Here are a couple of examples on how to visualize metrics and models.
Looking at the architecture
Visualizing model is simple:
=> (require '[mxterm.nn :as nn])
=> (doc nn/draw)
-------------------------
mxterm.nn/draw
([{:keys [model path data title], :or {data [1 3 224 224], path "./", title "groot"}}])
creates a PDF with a prety model architecture
=> (nn/draw {:model m :title "resnet-18"})
nn/draw
relies on org.apache.clojure-mxnet.visualization
which relies on org.apache.mxnet.Visualization
Let's load the model and draw it:
=> (def resnet-model (nn/load-model "model/resnet-18"))
[00:46:14] src/nnvm/legacy_json_util.cc:209: Loading symbol saved by previous version v0.8.0. Attempting to upgrade...
[00:46:14] src/nnvm/legacy_json_util.cc:217: Symbol successfully upgraded!
#'boot.user/resnet-model
=> (nn/draw {:model resnet-model :title "resnet-18"})
#object[org.apache.mxnet.Visualization$Dot 0x5457945a "org.apache.mxnet.Visualization$Dot@5457945a"]
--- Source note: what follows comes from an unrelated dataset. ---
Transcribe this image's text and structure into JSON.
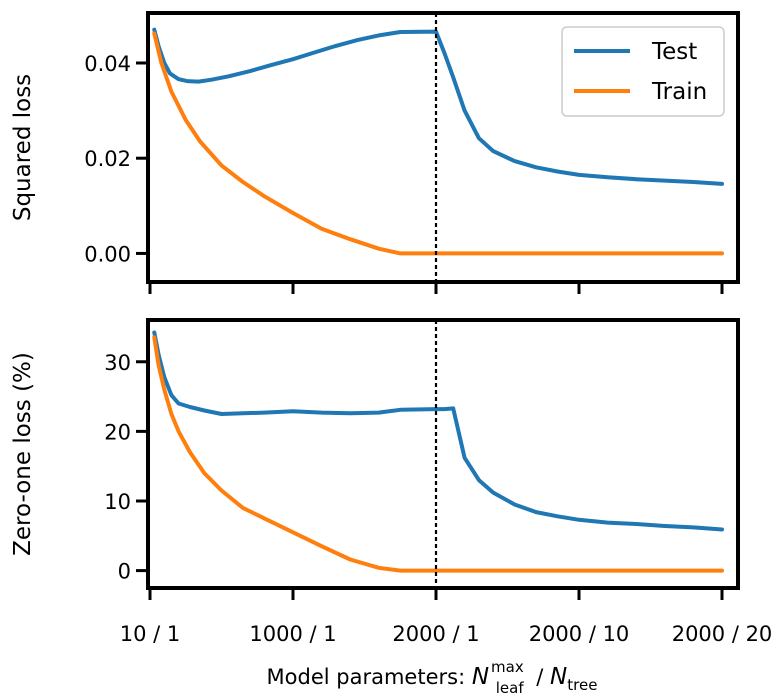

which will generate a colorful PDF with all the layers in this architecture. Here are some examples of what it does: doc/resnet-18.pdf, doc/groot.pdf
Looking at the metrics
This is the part of deep learning where Clojure really shines I think, mostly due to ClojureScript. mxterm
relies on Oz to draw these:
=> (require '[oz.core :as oz] '[mxterm.plot :as p])
=> (oz/start-plot-server!)
19-04-02 04:55:56 reducer-4.local INFO [oz.server:116] - Web server is running at `http://localhost:10666/`
=> (p/plot-losses "dev-resources/groot/recorded-metrics.edn")
This is of course a bit bumpy and had to be collected via custom mertics recorder but it's a start.
What is all this?
mxterm
is not a replacement for anything. It is mostly an intermediate step to play with and explore MXNet before Clojure implements Gluon API. Clojure Module API are of course more mature and a lot better supported, so if/once Module API make sense you should definitely use it. Meanwhile mxterm
is here to explore.
License
Copyright © 2019 tolitius
Distributed under the Eclipse Public License either version 1.0 or (at your option) any later version.